Domingo XXI del tiempo ordinario (A)

Hermanos todos muy amados en el Señor:

Los que intentamos vivir de la fe no nos vemos libres de plantearnos preguntas sobre Dios, Jesucristo, la Iglesia. Preguntas que nunca hallarán un respuesta científicamente evidente. Los estudios bíblicos y teológicos nos ayudan a llegar hasta la coherencia y la credibilidad de los dogmas; es decir: llegamos a la conclusión de que optar por la fe es perfectamente razonable, aunque esta decisión no nos dé certeza humana comprobable ninguna.

Cuando pensamos en Dios, por ejemplo, son apropiadas las palabras de San Pablo que hemos escuchado hace un momento: ¡Qué abismo de generosidad, de sabiduría y de conocimiento, el de Dios! (…) ¿Quién conoció la mente del Señor? (…) El es el origen, guía y meta del universo. Cuando nos perdemos en la inmensidad de Dios, la visión se expande hasta el infinito y comprendemos que no podemos hacer otra cosa que repetir con el mismo apóstol: ¡Qué insondables sus decisiones y qué irrastreables sus caminos! (… ) A él la gloria por los siglos. Amén.

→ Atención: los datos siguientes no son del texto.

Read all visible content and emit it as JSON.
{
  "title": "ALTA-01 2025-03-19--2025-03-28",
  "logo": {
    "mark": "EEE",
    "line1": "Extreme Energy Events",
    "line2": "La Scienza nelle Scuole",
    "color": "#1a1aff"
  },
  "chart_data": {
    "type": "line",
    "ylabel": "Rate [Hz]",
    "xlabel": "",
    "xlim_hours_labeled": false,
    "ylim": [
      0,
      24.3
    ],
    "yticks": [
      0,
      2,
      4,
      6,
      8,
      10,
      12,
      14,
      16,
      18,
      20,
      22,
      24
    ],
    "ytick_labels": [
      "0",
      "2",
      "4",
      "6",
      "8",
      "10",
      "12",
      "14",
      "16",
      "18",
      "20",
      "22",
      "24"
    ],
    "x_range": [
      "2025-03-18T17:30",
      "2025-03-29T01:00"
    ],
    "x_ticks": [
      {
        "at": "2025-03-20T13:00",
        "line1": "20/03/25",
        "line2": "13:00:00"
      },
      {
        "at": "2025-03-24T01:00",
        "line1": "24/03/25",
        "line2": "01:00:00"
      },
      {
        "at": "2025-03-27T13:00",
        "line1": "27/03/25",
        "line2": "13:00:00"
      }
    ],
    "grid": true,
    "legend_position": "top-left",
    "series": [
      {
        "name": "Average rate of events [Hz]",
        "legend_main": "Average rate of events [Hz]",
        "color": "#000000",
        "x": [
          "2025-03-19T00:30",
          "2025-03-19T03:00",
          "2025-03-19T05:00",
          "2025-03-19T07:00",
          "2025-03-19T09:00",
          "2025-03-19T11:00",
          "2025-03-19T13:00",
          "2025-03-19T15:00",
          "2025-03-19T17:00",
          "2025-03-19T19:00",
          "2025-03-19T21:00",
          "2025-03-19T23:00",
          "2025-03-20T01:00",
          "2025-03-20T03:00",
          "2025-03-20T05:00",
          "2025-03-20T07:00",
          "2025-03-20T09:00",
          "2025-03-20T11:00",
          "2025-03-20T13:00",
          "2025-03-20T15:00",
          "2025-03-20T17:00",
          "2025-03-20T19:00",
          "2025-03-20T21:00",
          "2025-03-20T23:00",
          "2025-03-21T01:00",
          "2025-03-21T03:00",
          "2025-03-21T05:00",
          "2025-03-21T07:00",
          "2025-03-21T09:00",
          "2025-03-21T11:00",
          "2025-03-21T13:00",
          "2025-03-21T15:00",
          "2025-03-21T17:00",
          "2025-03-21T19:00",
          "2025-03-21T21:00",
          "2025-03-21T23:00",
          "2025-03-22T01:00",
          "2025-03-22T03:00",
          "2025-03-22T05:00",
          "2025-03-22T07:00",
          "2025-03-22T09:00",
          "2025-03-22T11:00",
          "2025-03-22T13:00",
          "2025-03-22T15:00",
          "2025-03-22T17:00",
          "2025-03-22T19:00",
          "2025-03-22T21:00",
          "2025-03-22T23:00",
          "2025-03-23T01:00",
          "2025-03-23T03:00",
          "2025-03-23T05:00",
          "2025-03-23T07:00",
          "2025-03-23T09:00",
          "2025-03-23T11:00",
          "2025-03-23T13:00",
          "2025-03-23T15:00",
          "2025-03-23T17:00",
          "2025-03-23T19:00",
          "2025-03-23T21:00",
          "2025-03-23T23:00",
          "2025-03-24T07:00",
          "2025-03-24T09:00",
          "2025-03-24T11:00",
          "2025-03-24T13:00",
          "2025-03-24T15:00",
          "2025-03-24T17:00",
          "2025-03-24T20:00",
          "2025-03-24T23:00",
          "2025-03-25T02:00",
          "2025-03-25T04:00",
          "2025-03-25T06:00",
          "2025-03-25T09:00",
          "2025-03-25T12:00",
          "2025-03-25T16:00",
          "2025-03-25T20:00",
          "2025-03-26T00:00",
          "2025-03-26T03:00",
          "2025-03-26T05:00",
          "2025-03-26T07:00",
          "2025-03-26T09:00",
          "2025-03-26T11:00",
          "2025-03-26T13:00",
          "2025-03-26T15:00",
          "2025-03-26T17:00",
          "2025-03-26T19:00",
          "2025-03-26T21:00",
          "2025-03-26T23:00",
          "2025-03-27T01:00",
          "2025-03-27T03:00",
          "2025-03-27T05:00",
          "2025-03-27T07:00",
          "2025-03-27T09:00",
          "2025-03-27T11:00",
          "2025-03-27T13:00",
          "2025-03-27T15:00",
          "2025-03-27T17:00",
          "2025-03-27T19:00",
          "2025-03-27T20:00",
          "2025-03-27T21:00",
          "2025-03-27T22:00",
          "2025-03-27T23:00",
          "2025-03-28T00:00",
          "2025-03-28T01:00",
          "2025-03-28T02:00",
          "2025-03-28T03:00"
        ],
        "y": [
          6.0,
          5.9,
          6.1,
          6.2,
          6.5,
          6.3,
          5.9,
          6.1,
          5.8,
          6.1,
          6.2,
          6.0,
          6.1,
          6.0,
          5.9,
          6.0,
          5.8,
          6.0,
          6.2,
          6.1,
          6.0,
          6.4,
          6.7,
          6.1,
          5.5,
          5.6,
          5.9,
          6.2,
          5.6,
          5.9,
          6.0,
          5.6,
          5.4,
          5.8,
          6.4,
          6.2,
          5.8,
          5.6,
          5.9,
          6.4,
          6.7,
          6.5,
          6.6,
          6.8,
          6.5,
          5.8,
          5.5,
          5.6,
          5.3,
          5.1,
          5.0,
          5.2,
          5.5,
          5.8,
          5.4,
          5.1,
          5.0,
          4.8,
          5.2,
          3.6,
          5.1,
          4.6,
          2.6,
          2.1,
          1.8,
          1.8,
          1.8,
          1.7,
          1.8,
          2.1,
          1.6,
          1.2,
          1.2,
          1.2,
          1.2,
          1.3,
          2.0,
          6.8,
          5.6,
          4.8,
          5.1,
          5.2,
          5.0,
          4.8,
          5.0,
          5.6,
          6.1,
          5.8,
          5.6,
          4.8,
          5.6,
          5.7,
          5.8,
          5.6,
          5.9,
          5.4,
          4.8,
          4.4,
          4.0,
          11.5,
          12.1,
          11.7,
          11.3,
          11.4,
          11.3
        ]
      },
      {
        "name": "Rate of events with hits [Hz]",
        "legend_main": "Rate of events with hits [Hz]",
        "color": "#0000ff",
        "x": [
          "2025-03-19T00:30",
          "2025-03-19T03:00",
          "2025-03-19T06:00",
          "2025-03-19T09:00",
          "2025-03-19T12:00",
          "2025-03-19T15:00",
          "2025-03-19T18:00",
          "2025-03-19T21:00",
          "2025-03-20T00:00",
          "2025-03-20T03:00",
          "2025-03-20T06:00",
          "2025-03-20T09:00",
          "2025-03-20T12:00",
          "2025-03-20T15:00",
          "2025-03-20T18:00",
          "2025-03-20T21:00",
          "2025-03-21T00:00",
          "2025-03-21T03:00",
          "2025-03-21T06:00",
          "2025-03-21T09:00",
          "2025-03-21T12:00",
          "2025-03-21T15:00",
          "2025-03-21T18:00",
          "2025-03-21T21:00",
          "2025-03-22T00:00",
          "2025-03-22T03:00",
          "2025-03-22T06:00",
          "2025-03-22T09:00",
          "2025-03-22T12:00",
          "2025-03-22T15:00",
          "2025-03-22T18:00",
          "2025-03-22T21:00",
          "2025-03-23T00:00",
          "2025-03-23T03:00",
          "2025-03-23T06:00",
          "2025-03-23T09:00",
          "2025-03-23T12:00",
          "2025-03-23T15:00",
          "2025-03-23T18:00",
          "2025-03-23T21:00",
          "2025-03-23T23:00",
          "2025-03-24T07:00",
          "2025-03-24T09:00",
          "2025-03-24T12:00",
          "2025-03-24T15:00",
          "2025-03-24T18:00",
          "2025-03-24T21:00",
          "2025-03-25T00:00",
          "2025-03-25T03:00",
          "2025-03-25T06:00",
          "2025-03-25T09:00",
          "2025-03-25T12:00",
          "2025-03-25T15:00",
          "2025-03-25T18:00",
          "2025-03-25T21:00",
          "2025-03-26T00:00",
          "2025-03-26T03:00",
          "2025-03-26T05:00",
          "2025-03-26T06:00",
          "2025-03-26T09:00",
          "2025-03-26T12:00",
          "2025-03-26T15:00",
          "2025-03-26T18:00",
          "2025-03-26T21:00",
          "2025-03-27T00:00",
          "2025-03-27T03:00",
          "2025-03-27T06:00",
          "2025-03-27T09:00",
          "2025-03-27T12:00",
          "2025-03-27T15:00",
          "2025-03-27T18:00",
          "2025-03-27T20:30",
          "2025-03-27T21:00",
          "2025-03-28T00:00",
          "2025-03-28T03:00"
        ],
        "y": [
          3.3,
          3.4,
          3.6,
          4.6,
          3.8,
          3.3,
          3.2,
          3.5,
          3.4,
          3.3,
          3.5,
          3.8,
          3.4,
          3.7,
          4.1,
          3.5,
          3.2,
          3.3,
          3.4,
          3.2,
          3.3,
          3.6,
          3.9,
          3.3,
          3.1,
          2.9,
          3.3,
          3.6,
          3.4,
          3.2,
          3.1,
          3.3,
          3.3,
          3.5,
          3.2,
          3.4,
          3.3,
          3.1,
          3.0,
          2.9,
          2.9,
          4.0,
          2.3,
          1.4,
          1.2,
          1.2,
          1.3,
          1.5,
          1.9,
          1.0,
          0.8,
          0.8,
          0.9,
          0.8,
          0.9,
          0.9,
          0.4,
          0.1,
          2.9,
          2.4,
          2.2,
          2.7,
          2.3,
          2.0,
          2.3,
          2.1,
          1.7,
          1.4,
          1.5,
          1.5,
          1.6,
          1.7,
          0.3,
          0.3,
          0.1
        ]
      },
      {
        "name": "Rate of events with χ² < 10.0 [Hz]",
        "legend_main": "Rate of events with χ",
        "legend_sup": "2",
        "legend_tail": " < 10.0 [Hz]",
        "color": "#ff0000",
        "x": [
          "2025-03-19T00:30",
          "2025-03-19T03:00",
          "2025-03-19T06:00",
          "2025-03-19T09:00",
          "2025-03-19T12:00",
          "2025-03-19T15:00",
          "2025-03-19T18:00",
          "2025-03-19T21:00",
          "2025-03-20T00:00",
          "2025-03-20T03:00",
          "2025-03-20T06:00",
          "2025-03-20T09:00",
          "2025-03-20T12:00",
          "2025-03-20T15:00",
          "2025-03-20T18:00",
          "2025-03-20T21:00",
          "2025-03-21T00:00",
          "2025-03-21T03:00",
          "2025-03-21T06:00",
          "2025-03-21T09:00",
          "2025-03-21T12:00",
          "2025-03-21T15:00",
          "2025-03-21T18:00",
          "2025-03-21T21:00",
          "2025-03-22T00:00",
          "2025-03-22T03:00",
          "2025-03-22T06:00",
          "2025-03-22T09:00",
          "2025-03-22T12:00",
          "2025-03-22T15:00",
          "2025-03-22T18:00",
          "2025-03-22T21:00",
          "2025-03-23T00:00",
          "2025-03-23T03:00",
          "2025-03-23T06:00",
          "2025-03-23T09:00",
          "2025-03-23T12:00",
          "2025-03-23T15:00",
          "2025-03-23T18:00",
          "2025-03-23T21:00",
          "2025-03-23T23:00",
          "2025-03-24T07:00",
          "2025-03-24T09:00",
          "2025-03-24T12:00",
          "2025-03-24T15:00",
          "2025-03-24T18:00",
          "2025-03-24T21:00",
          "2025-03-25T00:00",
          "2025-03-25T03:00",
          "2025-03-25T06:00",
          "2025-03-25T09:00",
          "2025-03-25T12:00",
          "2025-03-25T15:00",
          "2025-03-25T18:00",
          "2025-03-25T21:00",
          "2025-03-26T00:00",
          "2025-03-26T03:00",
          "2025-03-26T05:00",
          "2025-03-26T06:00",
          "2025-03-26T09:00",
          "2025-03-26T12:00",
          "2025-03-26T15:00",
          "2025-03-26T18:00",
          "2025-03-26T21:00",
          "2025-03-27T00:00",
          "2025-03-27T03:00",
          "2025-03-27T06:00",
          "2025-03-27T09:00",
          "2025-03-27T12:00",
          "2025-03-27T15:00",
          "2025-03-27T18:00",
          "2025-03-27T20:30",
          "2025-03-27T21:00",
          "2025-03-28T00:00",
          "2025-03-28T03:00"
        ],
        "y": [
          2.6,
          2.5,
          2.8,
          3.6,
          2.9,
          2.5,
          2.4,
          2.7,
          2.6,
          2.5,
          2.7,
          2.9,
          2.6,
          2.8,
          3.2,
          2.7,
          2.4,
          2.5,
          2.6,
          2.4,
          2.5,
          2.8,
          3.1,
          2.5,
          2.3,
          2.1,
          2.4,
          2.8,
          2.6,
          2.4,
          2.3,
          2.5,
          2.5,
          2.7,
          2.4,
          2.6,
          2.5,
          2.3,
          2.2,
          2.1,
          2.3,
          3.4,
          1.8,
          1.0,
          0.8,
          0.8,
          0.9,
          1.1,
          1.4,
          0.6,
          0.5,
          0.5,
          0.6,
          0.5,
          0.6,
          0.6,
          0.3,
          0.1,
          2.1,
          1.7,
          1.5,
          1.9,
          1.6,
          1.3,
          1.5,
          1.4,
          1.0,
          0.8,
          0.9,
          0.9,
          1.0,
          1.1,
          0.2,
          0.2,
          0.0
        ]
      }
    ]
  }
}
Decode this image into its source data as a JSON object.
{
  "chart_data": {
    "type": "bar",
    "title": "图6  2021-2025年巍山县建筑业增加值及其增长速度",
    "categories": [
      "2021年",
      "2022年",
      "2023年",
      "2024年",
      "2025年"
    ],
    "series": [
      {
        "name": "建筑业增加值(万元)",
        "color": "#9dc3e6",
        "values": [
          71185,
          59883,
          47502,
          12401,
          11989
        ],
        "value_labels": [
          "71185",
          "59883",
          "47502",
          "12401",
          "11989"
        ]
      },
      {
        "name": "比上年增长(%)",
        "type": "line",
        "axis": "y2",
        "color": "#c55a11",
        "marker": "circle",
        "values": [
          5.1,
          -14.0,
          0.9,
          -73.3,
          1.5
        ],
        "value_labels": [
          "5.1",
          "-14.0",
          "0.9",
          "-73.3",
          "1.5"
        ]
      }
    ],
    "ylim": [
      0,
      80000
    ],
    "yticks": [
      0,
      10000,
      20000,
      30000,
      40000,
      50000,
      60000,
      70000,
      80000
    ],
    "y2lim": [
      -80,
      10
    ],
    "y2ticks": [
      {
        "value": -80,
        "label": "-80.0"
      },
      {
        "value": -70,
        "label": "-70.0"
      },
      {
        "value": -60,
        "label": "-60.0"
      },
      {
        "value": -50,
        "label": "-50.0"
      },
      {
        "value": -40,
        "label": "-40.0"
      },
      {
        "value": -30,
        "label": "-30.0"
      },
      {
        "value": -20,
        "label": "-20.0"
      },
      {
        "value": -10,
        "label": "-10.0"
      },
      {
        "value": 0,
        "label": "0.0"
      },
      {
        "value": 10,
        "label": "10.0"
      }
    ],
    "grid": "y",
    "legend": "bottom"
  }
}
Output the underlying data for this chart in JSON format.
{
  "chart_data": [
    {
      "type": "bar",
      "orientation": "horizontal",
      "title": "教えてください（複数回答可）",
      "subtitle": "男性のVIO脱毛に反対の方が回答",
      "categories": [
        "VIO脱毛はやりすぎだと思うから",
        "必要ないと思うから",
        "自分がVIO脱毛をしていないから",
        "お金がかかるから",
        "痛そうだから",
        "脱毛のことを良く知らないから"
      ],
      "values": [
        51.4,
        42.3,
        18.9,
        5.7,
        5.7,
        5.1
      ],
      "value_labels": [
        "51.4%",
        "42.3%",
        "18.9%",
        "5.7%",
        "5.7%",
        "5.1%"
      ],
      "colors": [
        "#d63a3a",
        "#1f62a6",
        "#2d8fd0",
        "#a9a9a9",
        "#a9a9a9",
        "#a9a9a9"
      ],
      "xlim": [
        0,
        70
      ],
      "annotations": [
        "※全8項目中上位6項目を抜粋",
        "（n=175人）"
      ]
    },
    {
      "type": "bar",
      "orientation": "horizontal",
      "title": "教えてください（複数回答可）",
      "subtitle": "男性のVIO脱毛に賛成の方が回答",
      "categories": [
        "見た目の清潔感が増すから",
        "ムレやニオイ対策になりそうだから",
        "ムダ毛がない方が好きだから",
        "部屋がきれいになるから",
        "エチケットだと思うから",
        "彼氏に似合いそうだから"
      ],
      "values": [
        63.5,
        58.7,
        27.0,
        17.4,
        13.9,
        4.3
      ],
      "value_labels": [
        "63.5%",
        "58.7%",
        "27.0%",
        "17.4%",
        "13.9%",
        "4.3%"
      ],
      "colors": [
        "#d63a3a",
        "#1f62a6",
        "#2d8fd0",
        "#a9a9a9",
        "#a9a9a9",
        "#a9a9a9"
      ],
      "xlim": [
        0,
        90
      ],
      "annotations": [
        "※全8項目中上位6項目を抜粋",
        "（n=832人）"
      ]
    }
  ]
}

Dios es único, fuente y origen de todo: él es el amor, la verdad, el bien, la luz, la libertad, la vida, y todo cuanto existe de él procede, como las aguas del manantial, como la luz y el calor, del sol. Dios es el porqué y el cómo de todos los seres, que de él proceden y a él retornan. Pero, él en sí mismo, es inalcanzable, incomprensible, porque es infinito en todos los aspectos y dimensiones en que pretendamos considerarlo.

Si Pensamos en Jesucristo y nos preguntamos quién es él, comprendemos, en primer lugar que es hombre como nosotros, hijo de una mujer conocida, vecino de una aldea, trabajador como sus contemporáneos; sabemos que comía, se fatigaba, dormía, oraba, y se relacionaba con sus semejantes, y, finalmente, murió, como lo hacen todos los hombres. Mientras vivía, hizo cosas extraordinarias y explicó una doctrina admirable que dejaba embobados a sus oyentes, y que tiene todavía resonancias impresionantes, dos mil años después. Y que resucitó de entre los muertos.

Pero, en este Jesús hay un misterio impenetrable. Dijo de sí mismo: Yo y el Padre somos uno. Y, cuando Pedro confesó: Tú eres el Mesías, el Hijo de Dios vivo, Jesús le respondió: ¡Dichoso tú, Simón, hijo de Jonás!, porque esto no te lo ha revelado nadie de carne y hueso, sino mi Padre que está en el cielo. Así, pues, Jesús es el Hijo unigénito de Dios, es la revelación plena de Dios en la Historia de la humanidad, porque en él habita toda la plenitud de la divinidad.

Y ¿Qué diremos de la Iglesia? Por una parte, es la comunidad histórica en peregrinaje por el mundo, a la búsqueda del Reino de Dios; por otra es el cuerpo místico de Jesús resucitado, que engloba toas las personas de buena voluntad. Es, por su componente humano, una sociedad imperfecta, incluso pecadora y, por su origen y el Espíritu que la vivifica, un misterio de santidad. Cuando profesamos nuestra fe, decimos: Creo en Dios, creo en Jesucristo, creo en la Iglesia. Como Iglesia que somos, nos hemos de cuestionar sobre hasta que punto somos fieles a Jesús y a su mensaje liberador.